- Church: Church in China
- Diocese: Western China
- Installed: 1900
- Term ended: 1916

Orders
- Ordination: 30 November 1900 by William Cassels

Personal details
- Born: 1871
- Died: 16 June 1948 (aged 76–77)
- Denomination: Anglican
- Parents: Henry Aldis Sarah Kitchen
- Spouse: Lottie Carver ​(m. 1902)​
- Children: 3 sons and 1 daughter
- Occupation: Missionary

= W. H. Aldis =

English Anglican missionary

William Henry Aldis (1871 – 16 June 1948) was an English Anglican missionary who served as Chairman of the Keswick Convention from 1936 to 1939, and again from 1946 to 1947.

== Life and career ==
W. H. Aldis was born in 1871 to Henry S. Aldis, a confidential clerk to a business firm in Reading, and Sarah Kitchen. His grandfather John Aldis was a Baptist pastor of King's Road Chapel in Reading (now renamed Abbey Baptist Church). He grew up in the milieu of Children's Special Service Mission. In 1895, while worshipping in a church of the Countess of Huntingdon's Connexion at Basingstoke, Aldis learned of the Kucheng massacre of Western Christians and missionaries that took place at Kucheng (now Gutian), China, which aroused his interest in China missions. This led him to join the China Inland Mission (CIM), an interdenominational missionary society. Despite his Nonconformist background, he committed himself to CIM's Church of England branch.

He left England for Great Qing on 8 October 1897. After spending some months at a training home in Anqing (Anking), he left for the Baoning (Paoning) district of Sichuan ("West China" or "Western China"), on 28 April 1898, which he reached on 24 May. In 1899, the Boxer Rebellion prompted Aldis to join missionaries who moved to Shanghai, where he was ordained a deacon by Bishop Cassels at the city's Holy Trinity Cathedral in 1900. He was one of the sub-editors during the initial years of The West China Missionary News first published in 1899.

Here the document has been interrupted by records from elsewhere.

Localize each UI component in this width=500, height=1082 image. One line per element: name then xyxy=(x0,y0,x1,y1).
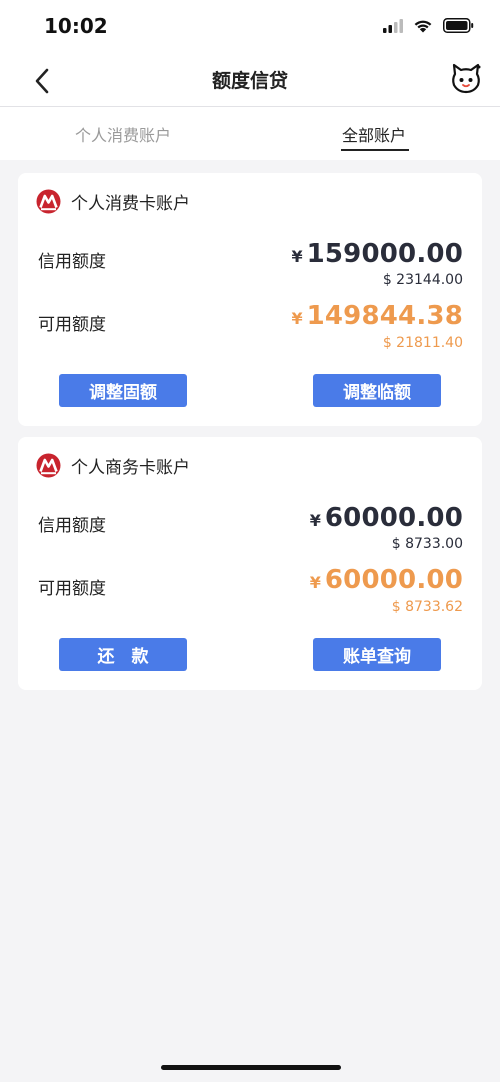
yen-symbol: ¥ xyxy=(309,573,321,592)
yen-symbol: ¥ xyxy=(291,309,303,328)
home-indicator[interactable] xyxy=(161,1065,341,1070)
cat-mascot-icon xyxy=(452,63,481,94)
credit-limit-usd: $ 23144.00 xyxy=(382,272,463,288)
card-header: 个人消费卡账户 xyxy=(36,189,190,214)
card-title: 个人商务卡账户 xyxy=(71,458,190,478)
yen-symbol: ¥ xyxy=(291,247,303,266)
card-title: 个人消费卡账户 xyxy=(71,194,190,214)
tab-personal-consumer-account[interactable]: 个人消费账户 xyxy=(75,122,171,146)
status-time: 10:02 xyxy=(44,14,108,38)
active-tab-indicator xyxy=(341,149,409,151)
credit-limit-value: 60000.00 xyxy=(324,503,463,533)
wifi-icon xyxy=(414,20,432,33)
adjust-temporary-limit-button[interactable]: 调整临额 xyxy=(313,374,441,407)
credit-limit-usd: $ 8733.00 xyxy=(391,536,463,552)
cellular-signal-icon xyxy=(383,18,403,33)
available-limit-usd: $ 8733.62 xyxy=(391,599,463,615)
available-limit-amount: ¥149844.38 xyxy=(291,301,463,331)
card-header: 个人商务卡账户 xyxy=(36,453,190,478)
available-limit-label: 可用额度 xyxy=(38,315,106,335)
navigation-bar: 额度信贷 xyxy=(0,56,500,107)
cmb-bank-logo-icon xyxy=(36,189,61,214)
page-title: 额度信贷 xyxy=(211,70,288,92)
available-limit-label: 可用额度 xyxy=(38,579,106,599)
adjust-fixed-limit-button[interactable]: 调整固额 xyxy=(59,374,187,407)
available-limit-value: 149844.38 xyxy=(306,301,463,331)
account-tabs: 个人消费账户 全部账户 xyxy=(0,107,500,160)
bill-inquiry-button[interactable]: 账单查询 xyxy=(313,638,441,671)
available-limit-value: 60000.00 xyxy=(324,565,463,595)
available-limit-usd: $ 21811.40 xyxy=(382,335,463,351)
credit-limit-label: 信用额度 xyxy=(38,516,106,536)
yen-symbol: ¥ xyxy=(309,511,321,530)
credit-limit-amount: ¥60000.00 xyxy=(310,503,463,533)
status-icons xyxy=(383,18,474,33)
account-card-personal-business: 个人商务卡账户 信用额度 ¥60000.00 $ 8733.00 可用额度 ¥6… xyxy=(18,437,482,690)
tab-all-accounts[interactable]: 全部账户 xyxy=(342,122,406,146)
available-limit-amount: ¥60000.00 xyxy=(310,565,463,595)
status-bar: 10:02 xyxy=(0,0,500,56)
repayment-button[interactable]: 还 款 xyxy=(59,638,187,671)
battery-icon xyxy=(443,18,474,33)
credit-limit-value: 159000.00 xyxy=(306,239,463,269)
cmb-bank-logo-icon xyxy=(36,453,61,478)
credit-limit-amount: ¥159000.00 xyxy=(291,239,463,269)
account-card-personal-consumer: 个人消费卡账户 信用额度 ¥159000.00 $ 23144.00 可用额度 … xyxy=(18,173,482,426)
assistant-mascot-button[interactable] xyxy=(450,62,482,96)
credit-limit-label: 信用额度 xyxy=(38,252,106,272)
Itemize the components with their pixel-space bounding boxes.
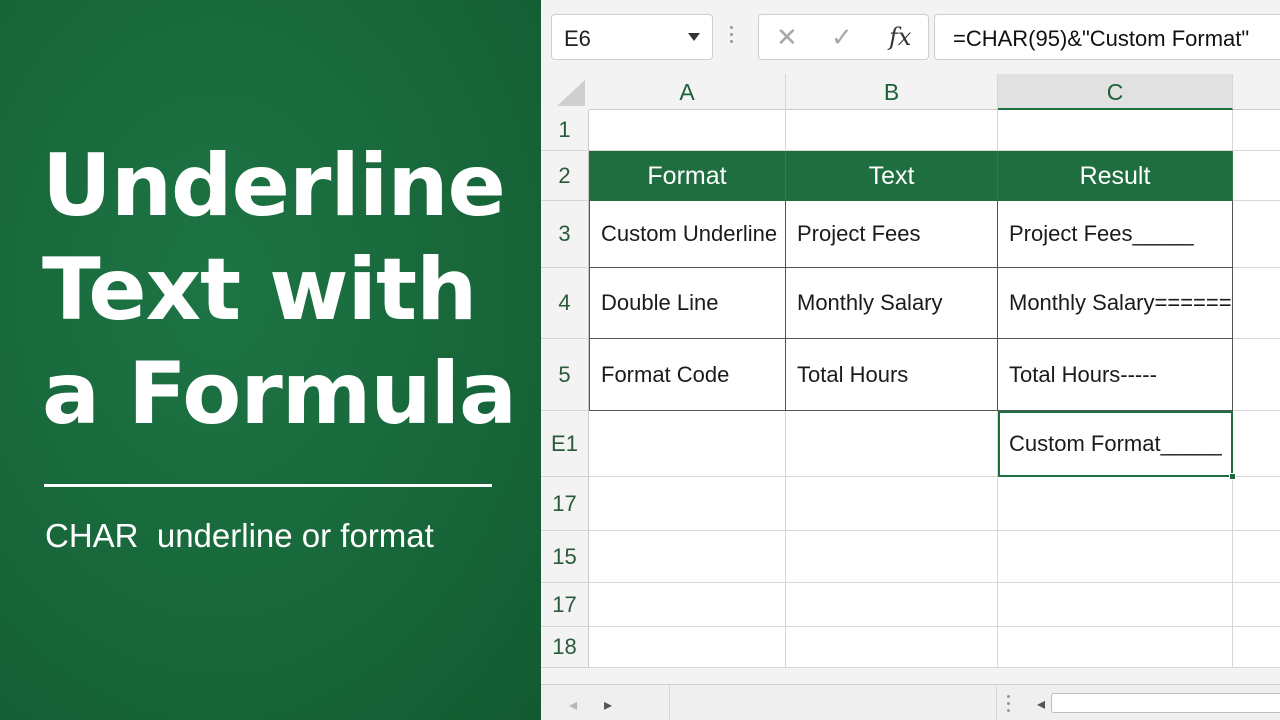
- cell-d[interactable]: [1233, 151, 1280, 201]
- cell-b[interactable]: [786, 531, 998, 583]
- cell-a[interactable]: [589, 531, 786, 583]
- formula-input[interactable]: =CHAR(95)&"Custom Format": [934, 14, 1280, 60]
- name-box[interactable]: E6: [551, 14, 713, 60]
- scroll-left-icon[interactable]: ◂: [1037, 694, 1045, 714]
- table-header-cell[interactable]: Result: [998, 151, 1233, 201]
- cell-a[interactable]: [589, 411, 786, 477]
- headline-line-1: Underline: [42, 136, 506, 236]
- cell-d[interactable]: [1233, 477, 1280, 531]
- row-header[interactable]: 15: [541, 531, 589, 583]
- subtitle: CHAR underline or format: [45, 517, 434, 554]
- more-options-icon[interactable]: [730, 26, 734, 48]
- cell-d[interactable]: [1233, 627, 1280, 668]
- cell-b[interactable]: [786, 477, 998, 531]
- cell-c[interactable]: [998, 627, 1233, 668]
- headline: Underline Text with a Formula: [42, 134, 522, 446]
- sheet-tab-bar: ◂ ▸ ◂: [541, 684, 1280, 720]
- row-header[interactable]: 1: [541, 110, 589, 151]
- cell-d[interactable]: [1233, 110, 1280, 151]
- cell-c[interactable]: [998, 477, 1233, 531]
- column-header-c[interactable]: C: [998, 74, 1233, 110]
- thumbnail-panel: Underline Text with a Formula CHAR under…: [0, 0, 541, 720]
- cell-b[interactable]: [786, 627, 998, 668]
- table-header-cell[interactable]: Text: [786, 151, 998, 201]
- cell-c[interactable]: [998, 531, 1233, 583]
- select-all-button[interactable]: [541, 74, 589, 110]
- prev-sheet-icon[interactable]: ◂: [569, 695, 577, 715]
- formula-buttons: ✕ ✓ fx: [758, 14, 929, 60]
- headline-line-3: a Formula: [42, 344, 517, 444]
- cell-b[interactable]: Monthly Salary: [786, 268, 998, 339]
- column-header-d[interactable]: [1233, 74, 1280, 110]
- spreadsheet-window: E6 ✕ ✓ fx =CHAR(95)&"Custom Format" A B …: [541, 0, 1280, 720]
- row-header[interactable]: 18: [541, 627, 589, 668]
- chevron-down-icon[interactable]: [688, 33, 700, 41]
- row-header[interactable]: 4: [541, 268, 589, 339]
- cell-b[interactable]: Project Fees: [786, 201, 998, 268]
- cell-d[interactable]: [1233, 583, 1280, 627]
- row-header[interactable]: 17: [541, 583, 589, 627]
- row-header[interactable]: 3: [541, 201, 589, 268]
- fill-handle[interactable]: [1229, 473, 1236, 480]
- horizontal-scrollbar[interactable]: [1051, 693, 1280, 713]
- column-header-row: A B C: [541, 74, 1280, 110]
- cell-b[interactable]: [786, 411, 998, 477]
- tab-split-handle-icon[interactable]: [1007, 695, 1011, 716]
- cell-b[interactable]: [786, 110, 998, 151]
- headline-divider: [44, 484, 492, 487]
- cell-a[interactable]: [589, 110, 786, 151]
- row-header[interactable]: 17: [541, 477, 589, 531]
- cell-c[interactable]: Custom Format_____: [998, 411, 1233, 477]
- cell-d[interactable]: [1233, 411, 1280, 477]
- row-header[interactable]: 5: [541, 339, 589, 411]
- column-header-b[interactable]: B: [786, 74, 998, 110]
- cell-c[interactable]: Project Fees_____: [998, 201, 1233, 268]
- formula-text: =CHAR(95)&"Custom Format": [953, 26, 1250, 51]
- cell-a[interactable]: [589, 477, 786, 531]
- row-header[interactable]: 2: [541, 151, 589, 201]
- cell-b[interactable]: Total Hours: [786, 339, 998, 411]
- cell-c[interactable]: [998, 110, 1233, 151]
- insert-function-icon[interactable]: fx: [889, 23, 911, 51]
- name-box-value: E6: [564, 26, 591, 51]
- cell-a[interactable]: Custom Underline: [589, 201, 786, 268]
- cell-c[interactable]: [998, 583, 1233, 627]
- cell-a[interactable]: [589, 627, 786, 668]
- column-header-a[interactable]: A: [589, 74, 786, 110]
- cell-a[interactable]: Double Line: [589, 268, 786, 339]
- cell-d[interactable]: [1233, 201, 1280, 268]
- cell-d[interactable]: [1233, 339, 1280, 411]
- cell-b[interactable]: [786, 583, 998, 627]
- cell-a[interactable]: Format Code: [589, 339, 786, 411]
- cell-d[interactable]: [1233, 531, 1280, 583]
- cancel-icon[interactable]: ✕: [776, 23, 798, 51]
- row-header[interactable]: E1: [541, 411, 589, 477]
- table-header-cell[interactable]: Format: [589, 151, 786, 201]
- headline-line-2: Text with: [42, 240, 477, 340]
- next-sheet-icon[interactable]: ▸: [604, 695, 612, 715]
- check-icon[interactable]: ✓: [831, 23, 853, 51]
- cell-c[interactable]: Total Hours-----: [998, 339, 1233, 411]
- cell-d[interactable]: [1233, 268, 1280, 339]
- cell-a[interactable]: [589, 583, 786, 627]
- cell-c[interactable]: Monthly Salary=======: [998, 268, 1233, 339]
- sheet-tabs-area: [669, 685, 997, 720]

While working for the Anglican Diocese of Western China, Aldis felt the need of a school on Western lines (i.e. Western education) for sons of Christians, and in the beginning of 1902 the schoold opened with about twenty boys, about half being boarders. Early in 1903 several were converted and baptized, among them James Yen, who in the 1920s founded the Mass Education Movement and in the 1940s the Sino-American Rural Reconstruction Commission. Aldis's "loving ministry to these lads has been abundantly rewarded", remarked Rev. C. B. Hannah. This subsequently led to the establishment of West China Diocesan College (天道學堂), of which Aldis became the principal.

At the end of 1906, Aldis left Sichuan for furlough in England. He returned in 1908 and remained at his post until 1916. During this time, Ku Ho-lin, a convert from Islam and the future Assistant Bishop of East Szechwan, became a constant associate of Aldis's, who was going to be the first Chinese to be ordained deacon.

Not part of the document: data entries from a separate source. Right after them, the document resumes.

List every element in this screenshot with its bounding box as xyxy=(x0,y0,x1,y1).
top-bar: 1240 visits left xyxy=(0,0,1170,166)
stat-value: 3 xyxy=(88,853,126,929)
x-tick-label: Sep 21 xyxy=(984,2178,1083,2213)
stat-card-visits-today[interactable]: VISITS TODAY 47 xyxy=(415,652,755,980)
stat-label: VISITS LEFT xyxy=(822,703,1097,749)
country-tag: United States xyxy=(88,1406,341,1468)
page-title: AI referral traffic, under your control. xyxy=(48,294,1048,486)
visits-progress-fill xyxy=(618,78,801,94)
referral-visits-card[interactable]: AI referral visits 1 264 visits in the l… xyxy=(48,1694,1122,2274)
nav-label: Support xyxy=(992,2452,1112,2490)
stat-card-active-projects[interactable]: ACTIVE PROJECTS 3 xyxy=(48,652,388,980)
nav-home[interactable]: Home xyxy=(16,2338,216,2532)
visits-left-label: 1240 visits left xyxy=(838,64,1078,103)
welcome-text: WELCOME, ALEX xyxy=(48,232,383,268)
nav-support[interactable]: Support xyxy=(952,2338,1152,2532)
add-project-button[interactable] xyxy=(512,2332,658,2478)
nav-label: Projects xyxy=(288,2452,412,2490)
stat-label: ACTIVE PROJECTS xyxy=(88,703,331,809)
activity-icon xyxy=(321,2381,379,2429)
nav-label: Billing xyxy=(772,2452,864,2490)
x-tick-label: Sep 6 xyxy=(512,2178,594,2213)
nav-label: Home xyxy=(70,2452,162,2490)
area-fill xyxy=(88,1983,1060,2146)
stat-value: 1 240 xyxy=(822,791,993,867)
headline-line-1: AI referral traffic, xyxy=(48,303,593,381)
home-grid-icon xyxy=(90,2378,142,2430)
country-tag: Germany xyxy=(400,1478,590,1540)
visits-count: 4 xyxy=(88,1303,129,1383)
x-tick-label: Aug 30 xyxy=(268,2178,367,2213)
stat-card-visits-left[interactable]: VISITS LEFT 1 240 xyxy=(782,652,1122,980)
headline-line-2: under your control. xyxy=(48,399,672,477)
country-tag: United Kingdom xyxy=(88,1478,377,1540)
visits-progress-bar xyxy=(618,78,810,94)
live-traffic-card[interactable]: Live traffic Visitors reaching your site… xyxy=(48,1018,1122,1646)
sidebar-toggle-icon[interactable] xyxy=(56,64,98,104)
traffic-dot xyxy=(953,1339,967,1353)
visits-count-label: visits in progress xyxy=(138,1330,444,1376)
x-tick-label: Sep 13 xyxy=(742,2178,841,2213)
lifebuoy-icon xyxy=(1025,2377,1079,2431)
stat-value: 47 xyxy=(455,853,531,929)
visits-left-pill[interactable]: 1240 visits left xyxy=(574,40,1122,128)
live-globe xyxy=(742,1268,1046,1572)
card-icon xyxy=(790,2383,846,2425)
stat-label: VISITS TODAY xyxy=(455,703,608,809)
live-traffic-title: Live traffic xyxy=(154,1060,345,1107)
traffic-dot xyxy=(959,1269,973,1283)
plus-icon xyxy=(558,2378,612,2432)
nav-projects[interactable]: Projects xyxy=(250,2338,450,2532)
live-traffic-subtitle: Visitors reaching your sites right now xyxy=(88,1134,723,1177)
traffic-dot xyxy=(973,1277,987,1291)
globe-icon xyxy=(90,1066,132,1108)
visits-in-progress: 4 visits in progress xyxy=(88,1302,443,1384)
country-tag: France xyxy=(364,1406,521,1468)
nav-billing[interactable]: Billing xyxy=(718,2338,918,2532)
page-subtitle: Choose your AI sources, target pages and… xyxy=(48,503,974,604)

Back in England, Aldis became Secretary of the Youth Department of the China Inland Mission in 1919. According to his biographer Andrew MacBeath, "his work as Secretary for Youth had paved the way for the success of the great enrolment of recruits from 1929 to 1931." At this time he came into contact with "He-Evelyn" (Evelyn Waugh) and "She-Evelyn" (Evelyn Gardner), who found him "ridiculous"; but "young people found him warm and understanding, yes, admiring, too", as specified by MacBeath. On 27 June 1928, Aldis conducted the wedding service for the Evelyns at St Paul's Church, Portman Square. Shortly after the Evelyns' marriage, in 1929, he succeeded John Stuart Holden (1874–1934) as Home Director of the China Inland Mission. He had also been active in the Keswick Convention, he was made leader of its morning missionary prayer meeting, then Chairman of the Missionary Meeting, and finally Chairman of the Keswick Council. He chaired the conventions from 1936 to 1939, and again from 1946 to 1947.

Aldis died on 16 June 1948, his funeral service was held the following Monday (21 June) in St Stephen's Church, Tunbridge Wells, and a memorial service in St Paul's Church, Portman Square on 29 June.

== Personal life ==
W. H. Aldis married Lottie H. Carver of Norwich in Baoning (Paoning), the service was conducted in the Paoning Church by Bishop Cassels on 28 May 1902. They had a daughter died in infancy in 1904; their first of three sons, Gordon, was born in 1905.